I thought myself lucky, actually, that it took this long, two whole movies, for me to need to watch something die by my hand. For me to have to murder something. But then I thought, perhaps I shouldn't need to murder anything. Why do I have to kill something? Why?

Because I took the role of a soldier. I chose to fight, and this was my consequence.

In a world of murder, I was a virgin. Suddenly that virginity, that innocence I possessed, was taken, wasted on the life, or rather death, of one orc.

But war waited for no man, woman, beast or burden.

"Do not be so weak-hearted!" Someone said from beside me, taking down another orc. I shut my eyes briefly, and let out a breath.

I continued to block and run, but my world was underwater, and I forgot how to swim. I was backed into a corner, another orc looking at me with loathe. They were bred for war, they knew neither pain nor death. They knew not guilt and regret; the burning compunction of murdering someone. And those were all just big words for a small concept; They would not care if I died from their hand.

The orc wretched my knife out of my hand, and pushed me further into the corner. It raised its sword, and I thought, What if this is karma? A life for a life. The sword began to come down upon me, and I brought my hands up, closing my eyes. I could not bear to watch my own death.

But the sword never came.

"Ruth." It was Gandalf. "Ruth, are you okay?"

"I killed something."

He looked at me with pitying eyes I could not stand, before nodding, and saying, "Go find Pippin, you know where he is more than I do."

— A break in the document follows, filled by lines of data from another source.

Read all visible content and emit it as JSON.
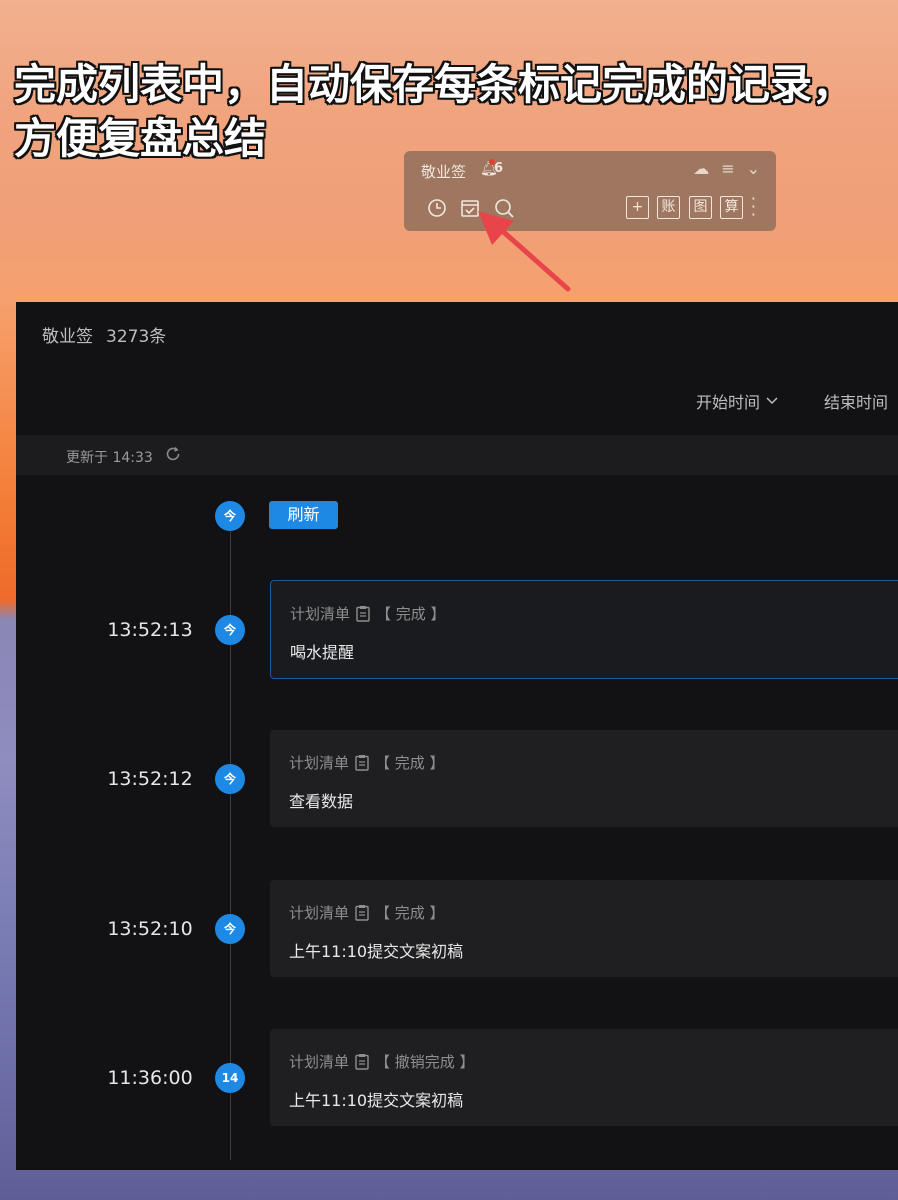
{
  "caption": {
    "line1": "完成列表中，自动保存每条标记完成的记录，",
    "line2": "方便复盘总结"
  },
  "widget": {
    "title": "敬业签",
    "reminder_count": "6",
    "buttons": [
      "+",
      "账",
      "图",
      "算"
    ],
    "icons": [
      "clock-icon",
      "done-list-icon",
      "search-icon",
      "cloud-icon",
      "menu-icon",
      "chevron-down-icon"
    ]
  },
  "window": {
    "title": "敬业签",
    "count": "3273条",
    "filter_start": "开始时间",
    "filter_end": "结束时间",
    "updated_text": "更新于 14:33",
    "refresh_button": "刷新",
    "today_marker": "今",
    "records": [
      {
        "time": "13:52:13",
        "node": "今",
        "list": "计划清单",
        "status": "【 完成 】",
        "content": "喝水提醒"
      },
      {
        "time": "13:52:12",
        "node": "今",
        "list": "计划清单",
        "status": "【 完成 】",
        "content": "查看数据"
      },
      {
        "time": "13:52:10",
        "node": "今",
        "list": "计划清单",
        "status": "【 完成 】",
        "content": "上午11:10提交文案初稿"
      },
      {
        "time": "11:36:00",
        "node": "14",
        "list": "计划清单",
        "status": "【 撤销完成 】",
        "content": "上午11:10提交文案初稿"
      }
    ]
  },
  "colors": {
    "accent": "#1e88e5",
    "window_bg": "#121214",
    "card_bg": "#1f1f21",
    "arrow": "#e8454b"
  }
}
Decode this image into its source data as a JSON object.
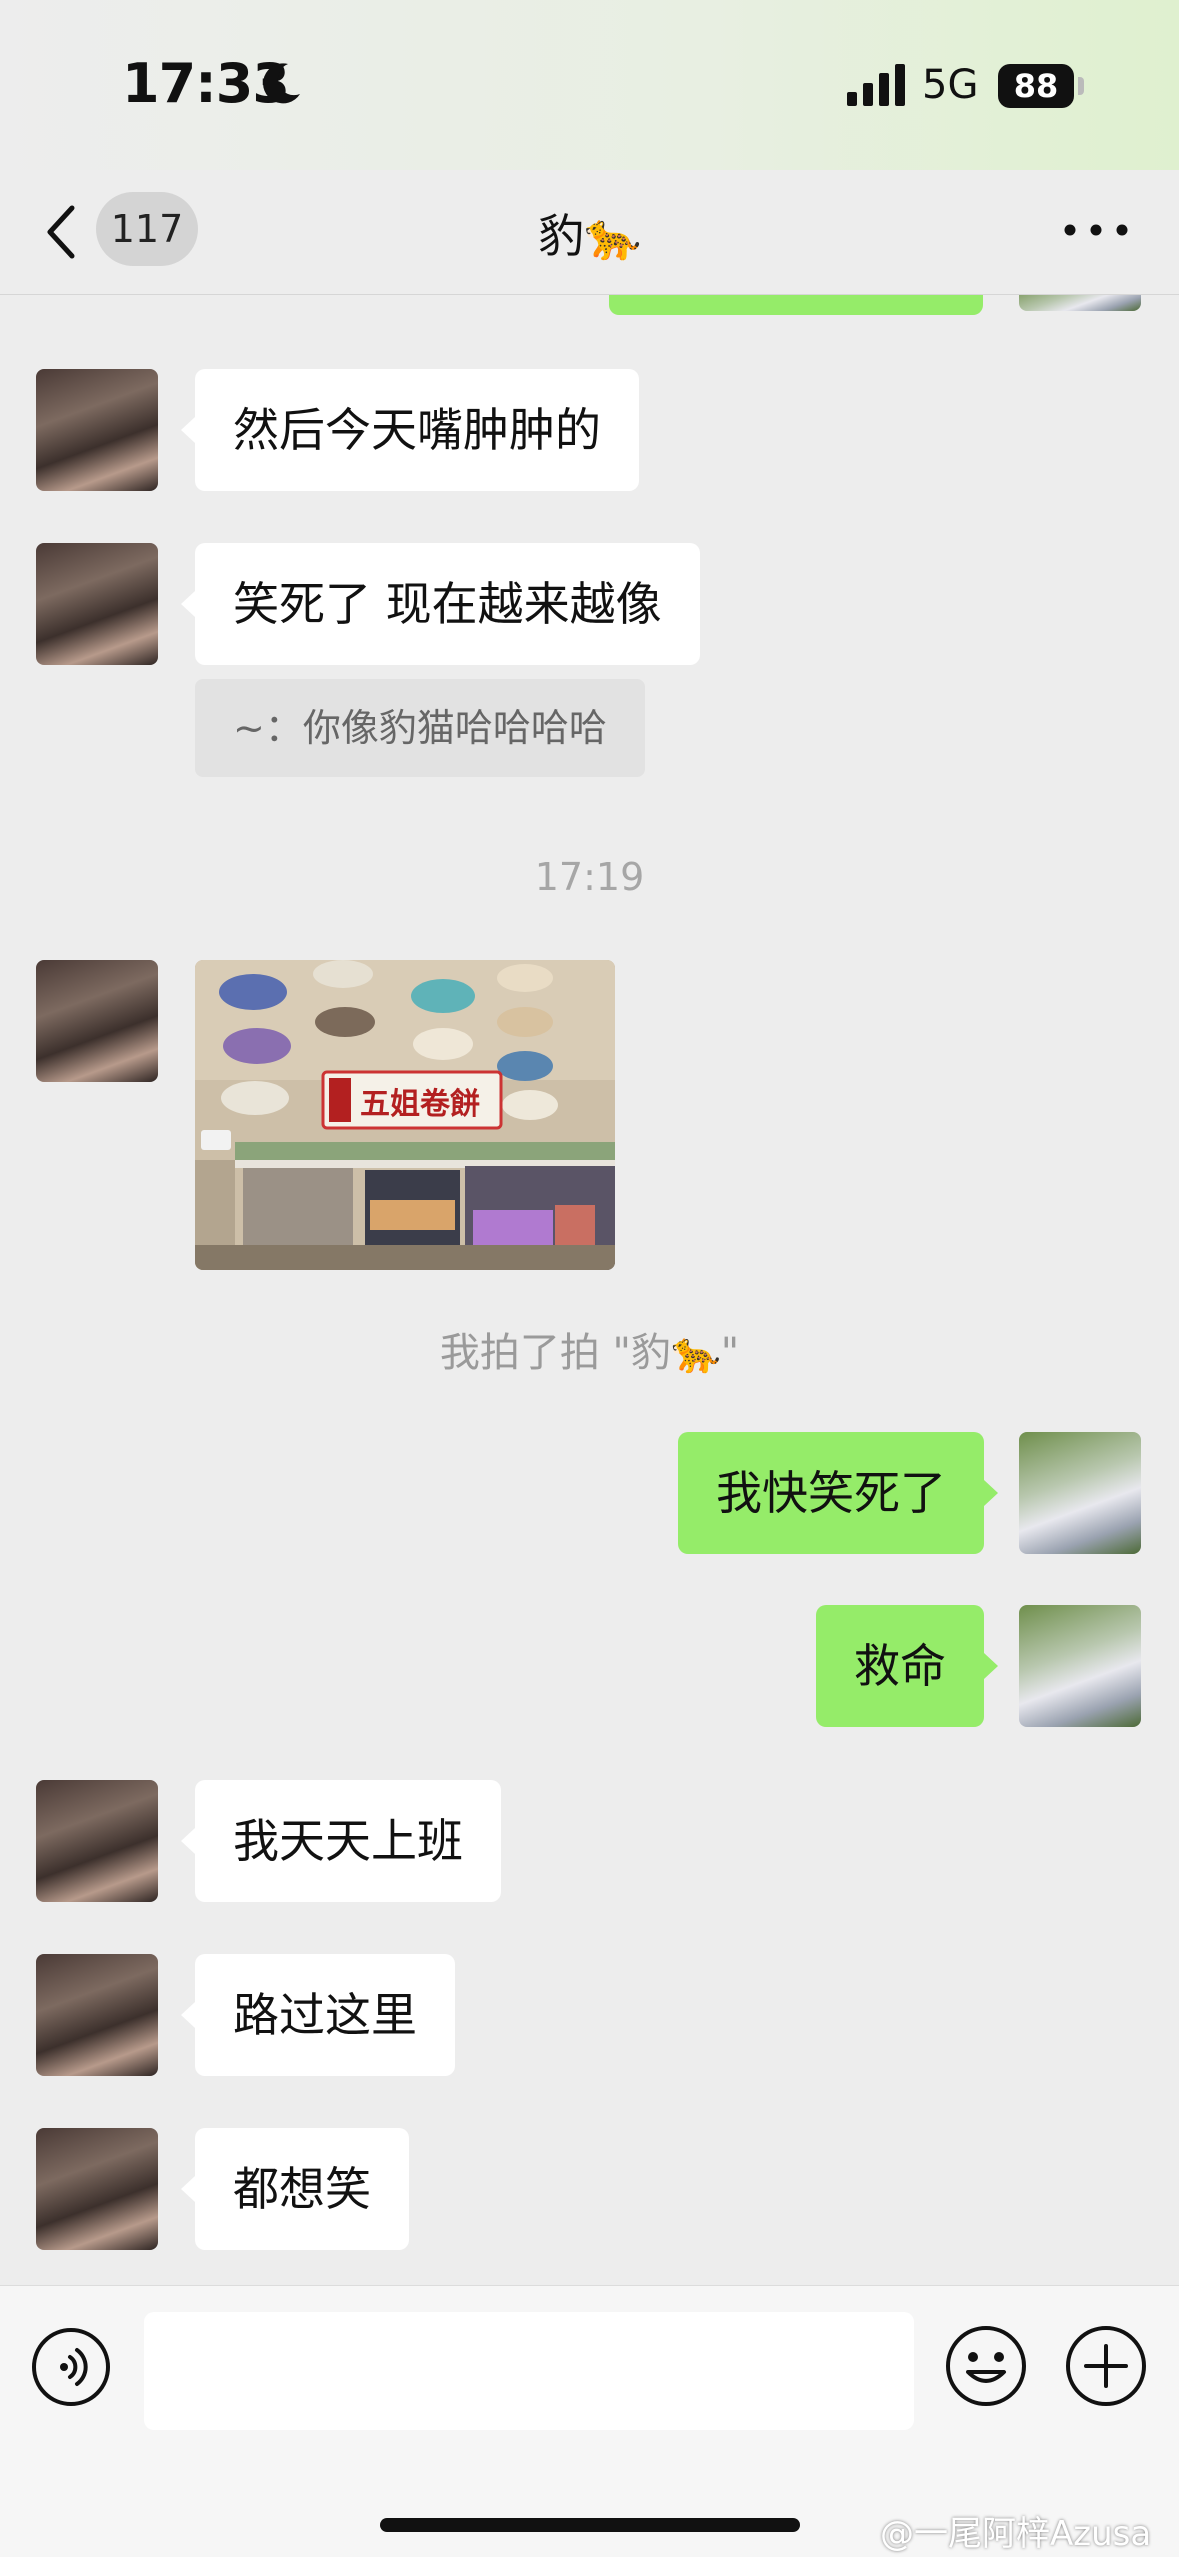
{
  "status_bar": {
    "time": "17:33",
    "network": "5G",
    "battery": "88"
  },
  "nav": {
    "unread_count": "117",
    "title": "豹🐆"
  },
  "messages": [
    {
      "side": "in",
      "text": "然后今天嘴肿肿的"
    },
    {
      "side": "in",
      "text": "笑死了 现在越来越像",
      "quote": "~：你像豹猫哈哈哈哈"
    },
    {
      "timestamp": "17:19"
    },
    {
      "side": "in",
      "type": "image",
      "image_sign": "五姐卷餅"
    },
    {
      "system": "我拍了拍 \"豹🐆\""
    },
    {
      "side": "out",
      "text": "我快笑死了"
    },
    {
      "side": "out",
      "text": "救命"
    },
    {
      "side": "in",
      "text": "我天天上班"
    },
    {
      "side": "in",
      "text": "路过这里"
    },
    {
      "side": "in",
      "text": "都想笑"
    }
  ],
  "watermark": "@一尾阿梓Azusa",
  "colors": {
    "out_bubble": "#95ec69",
    "in_bubble": "#ffffff",
    "background": "#ededed"
  },
  "icons": [
    "moon-icon",
    "signal-icon",
    "back-icon",
    "more-icon",
    "voice-icon",
    "emoji-icon",
    "plus-icon"
  ]
}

I nodded, but said first, "It looked scared, before it died."

Gandalf turned away, and said, "They always do."

I made my way to the high parapet, and find Pippin. My knife was out still, incase the foul beasts came to us, but they did not. Two feet before him I stood, but I could feel sorrow radiating off of him.

"I killed something." Pippin echoed my words from before.

"Yeah," I said in a hollow, perfunctory voice, standing now only one foot beside him. "Me too." I sighed. "I really hate war."

"Yeah," Pippin continued to echo, "Me too."